If TRUE, then the variables selection model is used.

var_method

the variance method.

rep_type

the replication type for weights in the bootstrap method for variance estimation passed to survey::as.svrepdesign(). Default is subbootstrap.

bias_inf

the inference method in the bias minimization.

  • if union, then the final model is fitted on the union of selected variables for selection and outcome models

  • if div, then the final model is fitted separately on division of selected variables into relevant ones for selection and outcome model.

num_boot

the number of iteration for bootstrap algorithms.

bias_correction

if TRUE, then the bias minimization estimation used during model fitting.

alpha

significance level, 0.05 by defult.

cores

the number of cores in parallel computing.

keep_boot

a logical value indicating whether statistics from bootstrap should be kept. By default set to TRUE

nn_exact_se

a logical value indicating whether to compute the exact standard error estimate for nn or pmm estimator. The variance estimator for estimation based on nn or pmm can be decomposed into three parts, with the third computed using covariance between imputed values for units in the probability sample using predictive matches from the non-probability sample.
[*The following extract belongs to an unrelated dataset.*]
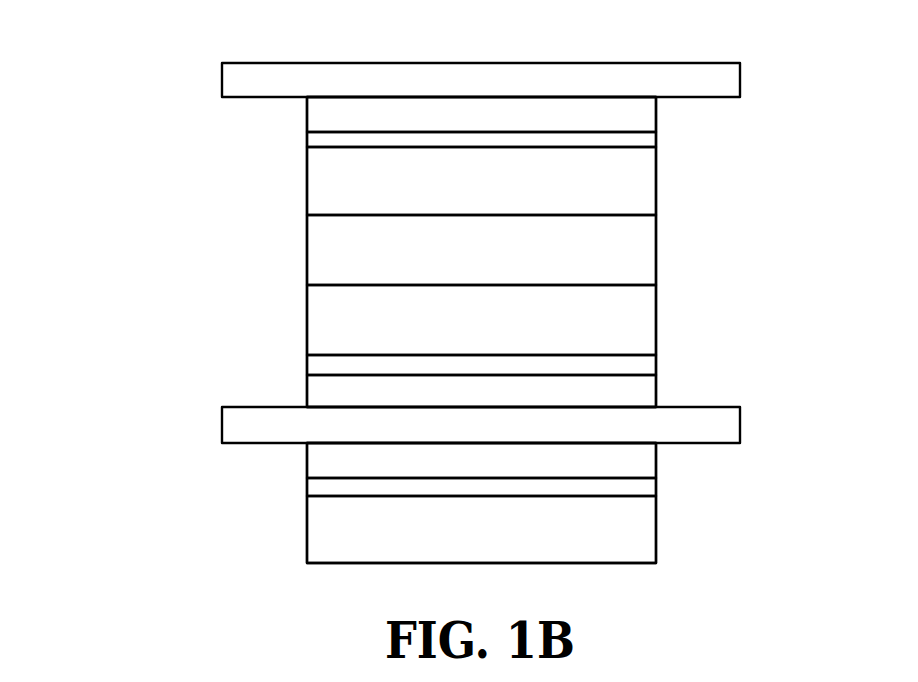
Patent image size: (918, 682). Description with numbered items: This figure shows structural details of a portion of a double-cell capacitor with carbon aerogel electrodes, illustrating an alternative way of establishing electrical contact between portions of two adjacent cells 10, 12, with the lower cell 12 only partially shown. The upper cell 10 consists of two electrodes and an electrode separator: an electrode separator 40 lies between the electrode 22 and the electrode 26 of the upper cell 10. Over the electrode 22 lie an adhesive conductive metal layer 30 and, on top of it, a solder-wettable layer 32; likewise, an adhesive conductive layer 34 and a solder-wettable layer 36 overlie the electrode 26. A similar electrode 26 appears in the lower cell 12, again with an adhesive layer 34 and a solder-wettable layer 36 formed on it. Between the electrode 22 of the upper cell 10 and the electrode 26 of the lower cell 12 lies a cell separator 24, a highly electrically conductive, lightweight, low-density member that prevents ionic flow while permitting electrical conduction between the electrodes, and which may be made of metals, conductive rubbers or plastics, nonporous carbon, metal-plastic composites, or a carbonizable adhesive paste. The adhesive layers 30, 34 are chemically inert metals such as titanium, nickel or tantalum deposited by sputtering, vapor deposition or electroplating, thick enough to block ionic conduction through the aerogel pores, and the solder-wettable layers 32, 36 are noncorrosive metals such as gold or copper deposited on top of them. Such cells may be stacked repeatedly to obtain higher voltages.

In most situations this term is negligible and is very computationally expensive so by default it is set to FALSE, but the recommended option is to set this value to TRUE before submitting the final results.

pi_ij

TODO, either a matrix or a ppsmat class object.

Value

List with selected parameters.

See also

nonprob() – for fitting procedure with non-probability samples.